KEYWORD |
Telecommunication Networks Group
Theses in external company
Mobile Edge Computing and augmented reality for the “augmented technician”
Thesis in external company
Thesis abroad
keywords AUGMENTED REALITY, EDGE COMPUTING
Reference persons PAOLO GIACCONE
External reference persons Leonardo Linguaglossa, Telecom Paris, linguaglossa@telecom-paris.fr
Research Groups Telecommunication Networks Group
Thesis type EXPERIMENTAL - DEVELOPMENT
Description The recent Edge computing paradigm is increasingly becoming an effective alternative to existing cloud computing technologies.
Edge systems have been initially designed under the supervision of the ETSI working group on Mobile Edge Computing (MEC) with a focus on mobile users. However, we observe nowadays that the interest has shifted towards other ICT domains. In particular, Edge computing has been identified as a potential key factor to achieve the performance and reliability offered by 5G and next generation networks. In this internship, the candidate will study the state-of-the-art of Edge systems, and implement one or more solutions for distributed computation and resource access. The target use case is the “augmented technician”: in this scenario, an operator uses an augmented reality device to obtain detailed information about their surroundings. Furthermore, they can perform some actions in real time by connecting to a remote tool. The internship can be an introductory step to enter a Ph.D.

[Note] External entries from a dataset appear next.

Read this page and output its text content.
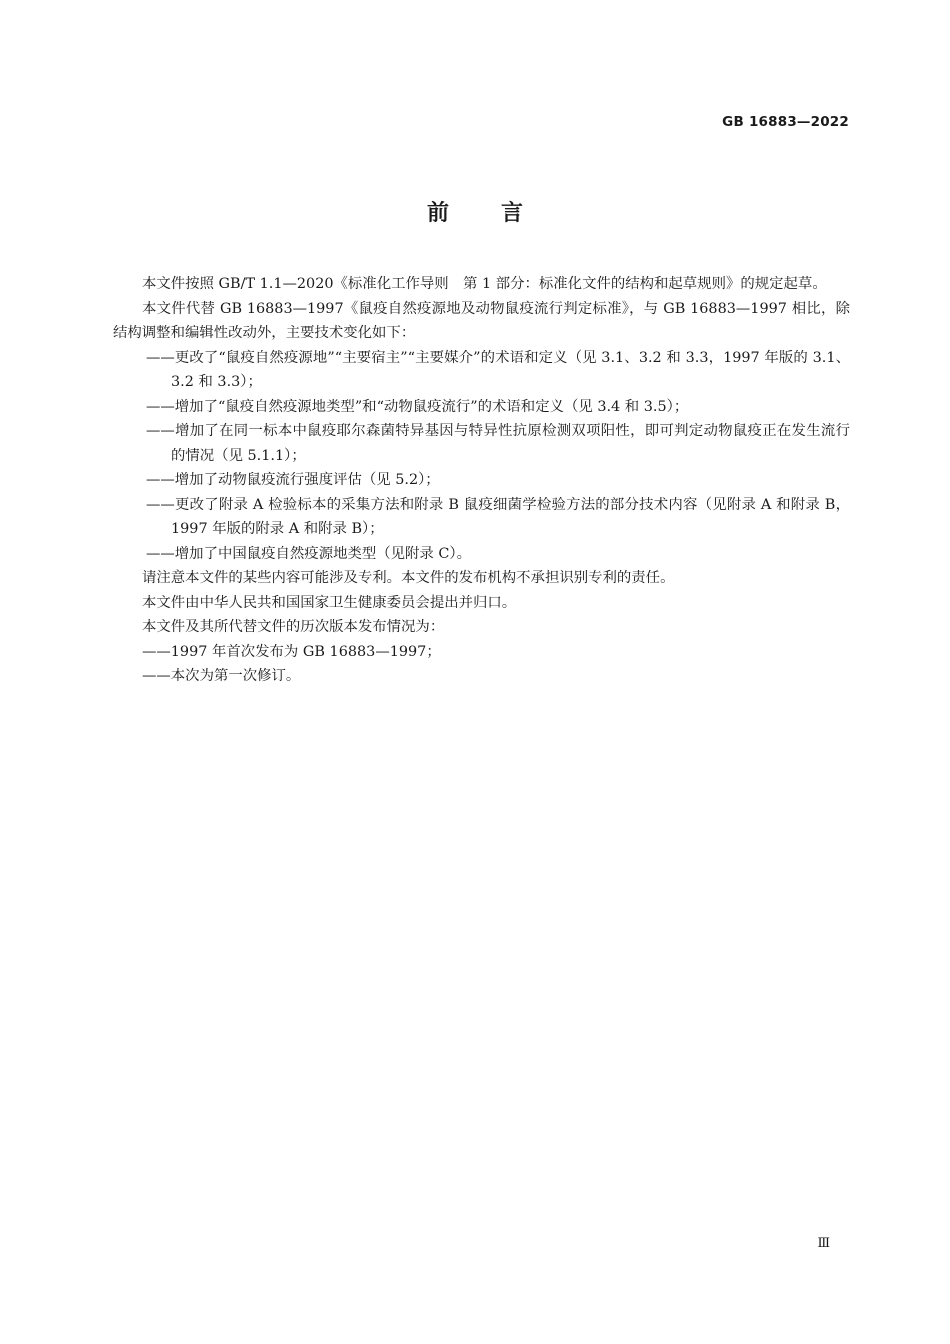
GB 16883—2022
前言

本文件按照 GB/T 1.1—2020《标准化工作导则　第 1 部分：标准化文件的结构和起草规则》的规定起草。

本文件代替 GB 16883—1997《鼠疫自然疫源地及动物鼠疫流行判定标准》，与 GB 16883—1997 相比，除结构调整和编辑性改动外，主要技术变化如下：

——更改了“鼠疫自然疫源地”“主要宿主”“主要媒介”的术语和定义（见 3.1、3.2 和 3.3，1997 年版的 3.1、3.2 和 3.3）；

——增加了“鼠疫自然疫源地类型”和“动物鼠疫流行”的术语和定义（见 3.4 和 3.5）；

——增加了在同一标本中鼠疫耶尔森菌特异基因与特异性抗原检测双项阳性，即可判定动物鼠疫正在发生流行的情况（见 5.1.1）；

——增加了动物鼠疫流行强度评估（见 5.2）；

——更改了附录 A 检验标本的采集方法和附录 B 鼠疫细菌学检验方法的部分技术内容（见附录 A 和附录 B，1997 年版的附录 A 和附录 B）；

——增加了中国鼠疫自然疫源地类型（见附录 C）。

请注意本文件的某些内容可能涉及专利。本文件的发布机构不承担识别专利的责任。

本文件由中华人民共和国国家卫生健康委员会提出并归口。

本文件及其所代替文件的历次版本发布情况为：

——1997 年首次发布为 GB 16883—1997；

——本次为第一次修订。

Ⅲ
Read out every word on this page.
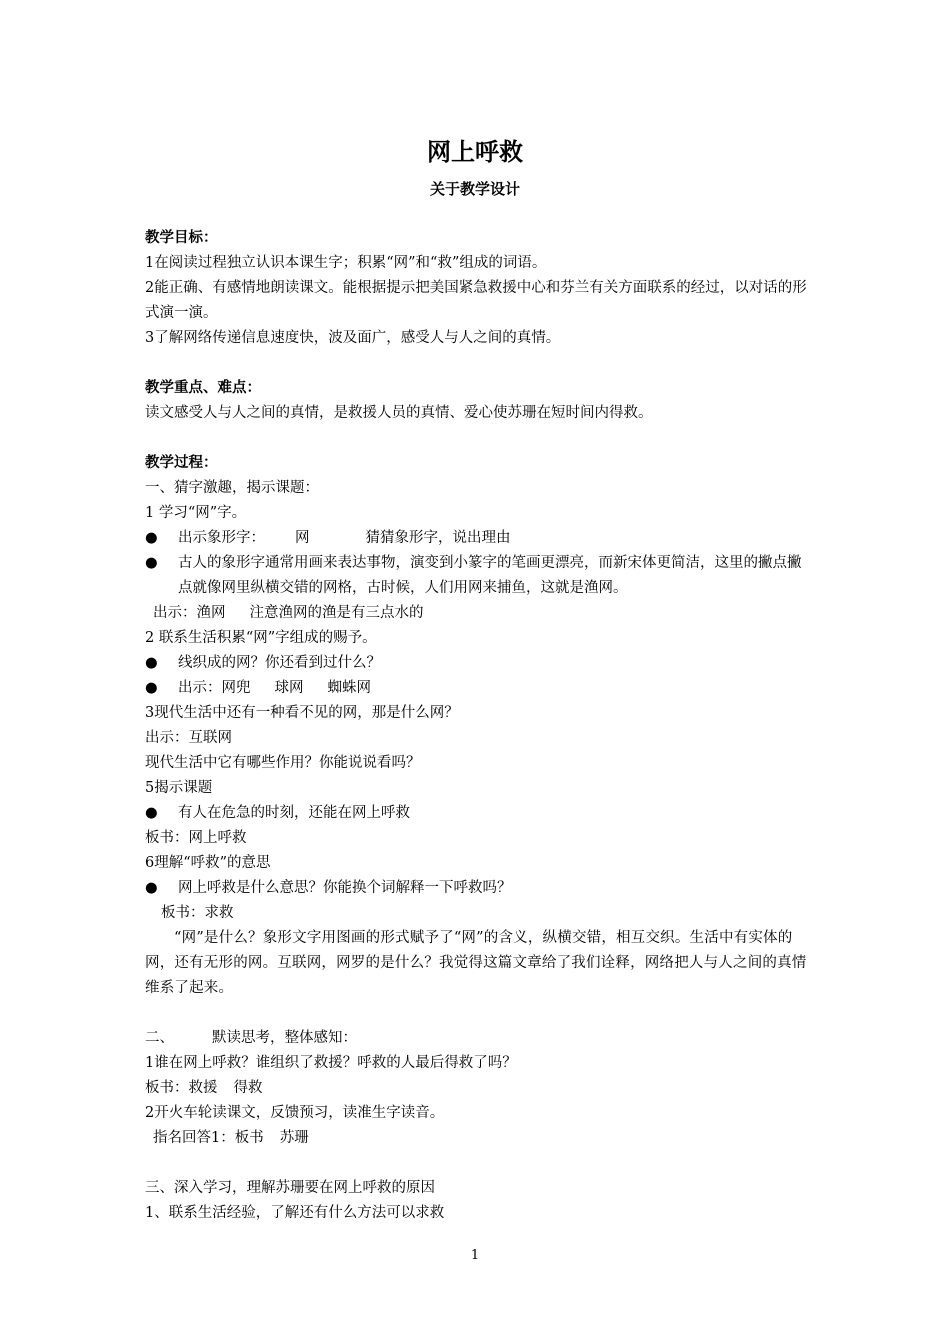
网上呼救
关于教学设计
教学目标：
1在阅读过程独立认识本课生字；积累“网”和“救”组成的词语。
2能正确、有感情地朗读课文。能根据提示把美国紧急救援中心和芬兰有关方面联系的经过，以对话的形式演一演。
3了解网络传递信息速度快，波及面广，感受人与人之间的真情。
教学重点、难点：
读文感受人与人之间的真情，是救援人员的真情、爱心使苏珊在短时间内得救。
教学过程：
一、猜字激趣，揭示课题：
1 学习“网”字。
● 出示象形字： 网	猜猜象形字，说出理由
● 古人的象形字通常用画来表达事物，演变到小篆字的笔画更漂亮，而新宋体更简洁，这里的撇点撇点就像网里纵横交错的网格，古时候，人们用网来捕鱼，这就是渔网。
出示：渔网 注意渔网的渔是有三点水的
2 联系生活积累“网”字组成的赐予。
● 线织成的网？你还看到过什么？
● 出示：网兜 球网 蜘蛛网
3现代生活中还有一种看不见的网，那是什么网？
出示：互联网
现代生活中它有哪些作用？你能说说看吗？
5揭示课题
● 有人在危急的时刻，还能在网上呼救
板书：网上呼救
6理解“呼救”的意思
● 网上呼救是什么意思？你能换个词解释一下呼救吗？
板书：求救
“网”是什么？象形文字用图画的形式赋予了“网”的含义，纵横交错，相互交织。生活中有实体的网，还有无形的网。互联网，网罗的是什么？我觉得这篇文章给了我们诠释，网络把人与人之间的真情维系了起来。
二、	默读思考，整体感知：
1谁在网上呼救？谁组织了救援？呼救的人最后得救了吗？
板书：救援 得救
2开火车轮读课文，反馈预习，读准生字读音。
指名回答1：板书 苏珊
三、深入学习，理解苏珊要在网上呼救的原因
1、联系生活经验，了解还有什么方法可以求救
1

The intern student will have to deploy an edge computing prototype within a real 5G private network, hosted by Telecom Paris lab. In parallel, they will have to work on distributed orchestration systems (e.g., Kubernetes) and computation units (e.g., containers) in a specific environment hosted by EDF, the largest electricity provider in France and Europe. Finally, they will have to deploy an existing augmented reality application by EDF to be transposed towards a containerized or VM-based application.
See also stage_edf_2022_en.pdf
Required skills Excellent programming skills. Knowledge of the machine learning fundamentals.
Students with average grade higher than 27/30 are preferred.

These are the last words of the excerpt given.